Vineyards and Police Station date unknown

On 21 October 1840, Richard Blundell was granted the title to Section 801 Hundred of Noarlunga. In 1846, the land was conveyed to James Philcox who subdivided and sold a number of allotments and called it the township of Clarendon. In 1848, what remained of the section was sold to George Morphett who later surveyed more allotments, and other individuals also added adjacent blocks to the town.

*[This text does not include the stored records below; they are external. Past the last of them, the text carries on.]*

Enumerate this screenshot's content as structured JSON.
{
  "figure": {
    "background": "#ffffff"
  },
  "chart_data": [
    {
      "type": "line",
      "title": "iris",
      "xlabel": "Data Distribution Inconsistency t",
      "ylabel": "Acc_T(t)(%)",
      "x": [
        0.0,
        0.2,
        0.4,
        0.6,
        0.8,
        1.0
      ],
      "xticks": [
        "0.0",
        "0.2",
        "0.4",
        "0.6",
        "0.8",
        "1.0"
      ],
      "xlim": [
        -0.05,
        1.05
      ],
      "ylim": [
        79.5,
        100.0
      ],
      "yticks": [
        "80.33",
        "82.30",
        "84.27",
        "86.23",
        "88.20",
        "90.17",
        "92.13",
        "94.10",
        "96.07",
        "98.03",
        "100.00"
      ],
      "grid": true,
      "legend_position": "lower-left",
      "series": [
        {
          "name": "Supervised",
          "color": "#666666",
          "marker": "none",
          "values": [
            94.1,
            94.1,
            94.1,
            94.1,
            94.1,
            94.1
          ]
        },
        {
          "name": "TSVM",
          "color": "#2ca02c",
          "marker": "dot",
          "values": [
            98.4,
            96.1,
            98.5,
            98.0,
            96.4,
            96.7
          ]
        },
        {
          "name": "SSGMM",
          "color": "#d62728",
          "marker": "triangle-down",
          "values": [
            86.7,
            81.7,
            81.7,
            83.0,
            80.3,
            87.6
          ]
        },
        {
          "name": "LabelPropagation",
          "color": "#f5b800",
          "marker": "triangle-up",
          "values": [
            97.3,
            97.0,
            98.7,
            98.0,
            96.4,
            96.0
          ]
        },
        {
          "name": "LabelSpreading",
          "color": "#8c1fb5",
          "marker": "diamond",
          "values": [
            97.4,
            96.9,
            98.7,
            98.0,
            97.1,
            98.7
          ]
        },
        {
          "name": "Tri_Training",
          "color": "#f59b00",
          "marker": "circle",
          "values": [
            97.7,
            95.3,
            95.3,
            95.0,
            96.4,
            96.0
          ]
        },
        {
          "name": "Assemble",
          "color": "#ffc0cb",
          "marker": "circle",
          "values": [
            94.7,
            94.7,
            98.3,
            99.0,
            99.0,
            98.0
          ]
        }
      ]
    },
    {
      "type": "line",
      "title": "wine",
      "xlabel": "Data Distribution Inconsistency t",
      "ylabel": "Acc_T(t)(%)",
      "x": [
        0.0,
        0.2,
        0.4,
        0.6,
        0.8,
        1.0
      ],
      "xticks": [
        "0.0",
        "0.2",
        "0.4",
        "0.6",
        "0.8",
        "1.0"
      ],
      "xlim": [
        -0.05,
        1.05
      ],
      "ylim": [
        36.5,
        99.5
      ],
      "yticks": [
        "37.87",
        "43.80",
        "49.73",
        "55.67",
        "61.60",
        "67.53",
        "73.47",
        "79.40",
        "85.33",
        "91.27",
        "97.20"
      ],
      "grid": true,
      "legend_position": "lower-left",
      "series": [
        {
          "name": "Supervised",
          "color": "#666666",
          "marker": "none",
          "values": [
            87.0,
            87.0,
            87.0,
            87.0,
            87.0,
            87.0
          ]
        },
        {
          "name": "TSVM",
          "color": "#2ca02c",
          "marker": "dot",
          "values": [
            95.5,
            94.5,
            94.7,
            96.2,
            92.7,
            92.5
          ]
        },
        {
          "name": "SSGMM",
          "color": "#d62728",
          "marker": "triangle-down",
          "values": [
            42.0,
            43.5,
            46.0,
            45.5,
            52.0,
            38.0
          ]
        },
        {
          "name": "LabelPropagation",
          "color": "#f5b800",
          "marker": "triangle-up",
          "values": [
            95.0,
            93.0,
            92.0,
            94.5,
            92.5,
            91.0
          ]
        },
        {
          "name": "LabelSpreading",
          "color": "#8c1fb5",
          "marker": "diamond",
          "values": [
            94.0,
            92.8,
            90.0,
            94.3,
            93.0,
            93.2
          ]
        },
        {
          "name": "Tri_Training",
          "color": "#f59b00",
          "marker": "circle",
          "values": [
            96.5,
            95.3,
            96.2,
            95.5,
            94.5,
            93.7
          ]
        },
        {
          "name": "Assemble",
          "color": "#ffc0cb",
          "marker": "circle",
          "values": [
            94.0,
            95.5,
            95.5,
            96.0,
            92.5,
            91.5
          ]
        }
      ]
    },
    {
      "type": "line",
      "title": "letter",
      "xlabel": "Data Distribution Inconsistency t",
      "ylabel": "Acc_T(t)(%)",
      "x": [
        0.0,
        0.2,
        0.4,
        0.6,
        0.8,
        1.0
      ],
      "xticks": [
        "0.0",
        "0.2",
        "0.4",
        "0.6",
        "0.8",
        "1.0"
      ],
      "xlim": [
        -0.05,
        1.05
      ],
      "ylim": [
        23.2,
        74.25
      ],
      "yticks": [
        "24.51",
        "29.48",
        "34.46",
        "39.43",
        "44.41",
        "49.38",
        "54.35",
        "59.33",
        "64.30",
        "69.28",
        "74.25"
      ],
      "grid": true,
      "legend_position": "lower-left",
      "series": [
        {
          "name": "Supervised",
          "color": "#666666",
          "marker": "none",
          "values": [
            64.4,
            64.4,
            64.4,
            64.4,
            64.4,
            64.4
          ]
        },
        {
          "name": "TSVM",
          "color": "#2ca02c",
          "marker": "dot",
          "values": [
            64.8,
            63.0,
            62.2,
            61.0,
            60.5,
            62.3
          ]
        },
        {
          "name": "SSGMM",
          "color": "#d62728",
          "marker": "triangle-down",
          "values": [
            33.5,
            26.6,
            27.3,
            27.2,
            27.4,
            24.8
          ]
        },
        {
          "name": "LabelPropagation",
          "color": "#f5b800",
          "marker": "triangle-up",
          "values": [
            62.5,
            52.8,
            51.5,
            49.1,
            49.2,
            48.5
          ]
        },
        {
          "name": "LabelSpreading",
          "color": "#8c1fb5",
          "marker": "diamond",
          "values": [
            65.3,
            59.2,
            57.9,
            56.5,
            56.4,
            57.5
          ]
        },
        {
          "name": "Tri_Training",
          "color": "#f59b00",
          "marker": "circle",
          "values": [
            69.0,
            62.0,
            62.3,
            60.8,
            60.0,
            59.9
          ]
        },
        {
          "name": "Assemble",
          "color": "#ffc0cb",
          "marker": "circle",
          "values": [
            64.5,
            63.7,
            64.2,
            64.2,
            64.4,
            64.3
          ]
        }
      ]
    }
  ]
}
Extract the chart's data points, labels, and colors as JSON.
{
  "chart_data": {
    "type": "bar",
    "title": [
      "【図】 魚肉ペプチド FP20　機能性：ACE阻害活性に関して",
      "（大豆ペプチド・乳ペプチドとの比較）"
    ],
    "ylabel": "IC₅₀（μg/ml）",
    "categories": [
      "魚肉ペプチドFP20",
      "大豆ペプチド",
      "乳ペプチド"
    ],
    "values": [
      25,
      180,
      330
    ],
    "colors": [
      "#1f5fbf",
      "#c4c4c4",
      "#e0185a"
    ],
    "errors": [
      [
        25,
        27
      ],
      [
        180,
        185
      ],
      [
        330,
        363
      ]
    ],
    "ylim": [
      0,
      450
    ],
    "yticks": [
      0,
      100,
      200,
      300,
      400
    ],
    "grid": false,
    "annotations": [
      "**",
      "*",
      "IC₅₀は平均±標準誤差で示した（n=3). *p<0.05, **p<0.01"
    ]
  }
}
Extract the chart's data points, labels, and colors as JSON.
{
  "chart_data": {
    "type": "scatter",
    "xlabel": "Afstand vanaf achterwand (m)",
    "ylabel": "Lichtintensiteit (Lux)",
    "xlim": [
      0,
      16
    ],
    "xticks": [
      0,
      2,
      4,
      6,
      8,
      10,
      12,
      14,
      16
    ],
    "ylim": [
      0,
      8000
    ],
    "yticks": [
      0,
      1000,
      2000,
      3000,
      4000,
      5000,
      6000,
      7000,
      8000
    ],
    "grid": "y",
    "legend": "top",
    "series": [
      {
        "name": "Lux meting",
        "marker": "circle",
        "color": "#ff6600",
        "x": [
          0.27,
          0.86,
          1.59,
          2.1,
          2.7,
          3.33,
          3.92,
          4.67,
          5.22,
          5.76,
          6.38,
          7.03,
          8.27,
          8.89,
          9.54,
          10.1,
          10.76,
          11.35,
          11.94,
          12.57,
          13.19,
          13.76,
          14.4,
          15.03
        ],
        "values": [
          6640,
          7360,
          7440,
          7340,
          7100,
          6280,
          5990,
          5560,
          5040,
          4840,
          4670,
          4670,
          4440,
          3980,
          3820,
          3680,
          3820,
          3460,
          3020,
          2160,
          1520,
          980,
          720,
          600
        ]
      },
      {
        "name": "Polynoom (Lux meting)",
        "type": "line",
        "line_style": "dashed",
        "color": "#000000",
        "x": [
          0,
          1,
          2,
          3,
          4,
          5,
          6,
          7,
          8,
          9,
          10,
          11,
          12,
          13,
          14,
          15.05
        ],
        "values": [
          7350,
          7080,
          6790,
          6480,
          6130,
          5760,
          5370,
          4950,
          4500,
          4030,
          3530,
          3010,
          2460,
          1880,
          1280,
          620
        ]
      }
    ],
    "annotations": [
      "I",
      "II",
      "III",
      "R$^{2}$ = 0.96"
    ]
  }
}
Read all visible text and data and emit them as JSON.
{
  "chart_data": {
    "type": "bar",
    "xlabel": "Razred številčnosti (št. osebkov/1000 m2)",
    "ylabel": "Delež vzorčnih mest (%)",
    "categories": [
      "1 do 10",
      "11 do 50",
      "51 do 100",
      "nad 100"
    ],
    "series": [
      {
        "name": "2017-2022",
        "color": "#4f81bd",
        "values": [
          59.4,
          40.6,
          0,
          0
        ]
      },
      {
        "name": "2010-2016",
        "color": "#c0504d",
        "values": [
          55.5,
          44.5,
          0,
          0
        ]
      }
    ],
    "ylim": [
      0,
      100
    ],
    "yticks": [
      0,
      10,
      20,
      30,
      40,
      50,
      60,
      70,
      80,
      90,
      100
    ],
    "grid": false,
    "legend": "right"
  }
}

By 1866, the town was described as a regional centre ‘in the midst of a fine agricultural district, where wheat, peas, and potatoes are largely grown’. By this time, a fine vineyard had been created and wine was being made in a magnificent two-storey complex to the south of the main street.
Clarendon is one of South Australia’s finest historic towns. The built heritage of Clarendon – in its winery complex, former police station, shops, institute, churches, hotel, school and houses – has been revitalised during the last twenty years.

Dating mainly from the late 1850s to the 1870s, these buildings are constructed of local stone that is mellow and warm in colour.

Much of the town’s early trade was built around local vineyards and around proximity to the Onkaparinga River and a rich farming hinterland. This economy was enhanced when, between 1894 and 1896 the Clarendon Weir was constructed. Eventually, the weir was linked by pipeline to Happy Valley reservoir.

By the 1940s, though, despite the fine early planning, the town and its amenities were said to wear ‘an air of neglect and even decay’. Yet within another thirty-five years, some locals and developers had seen the potential of the town’s heritage and with local government began a restoration program.

The Clarendon vineyards were developed on land purchased by William Leigh, a well-known ship’s surgeon, in December 1846. A vineyard was developed for Leigh by 1849, probably by one or other of the Morphett brothers, John and George. Later, E.J. Peake took over the management of the place and, eventually, expanded the vineyard and assisted in the construction of the winery. By the 1890s, Joseph Gillard had assumed control and was running the winery with notable success.
The buildings themselves, restored in the 1970s and 1980s, retain much of their original character.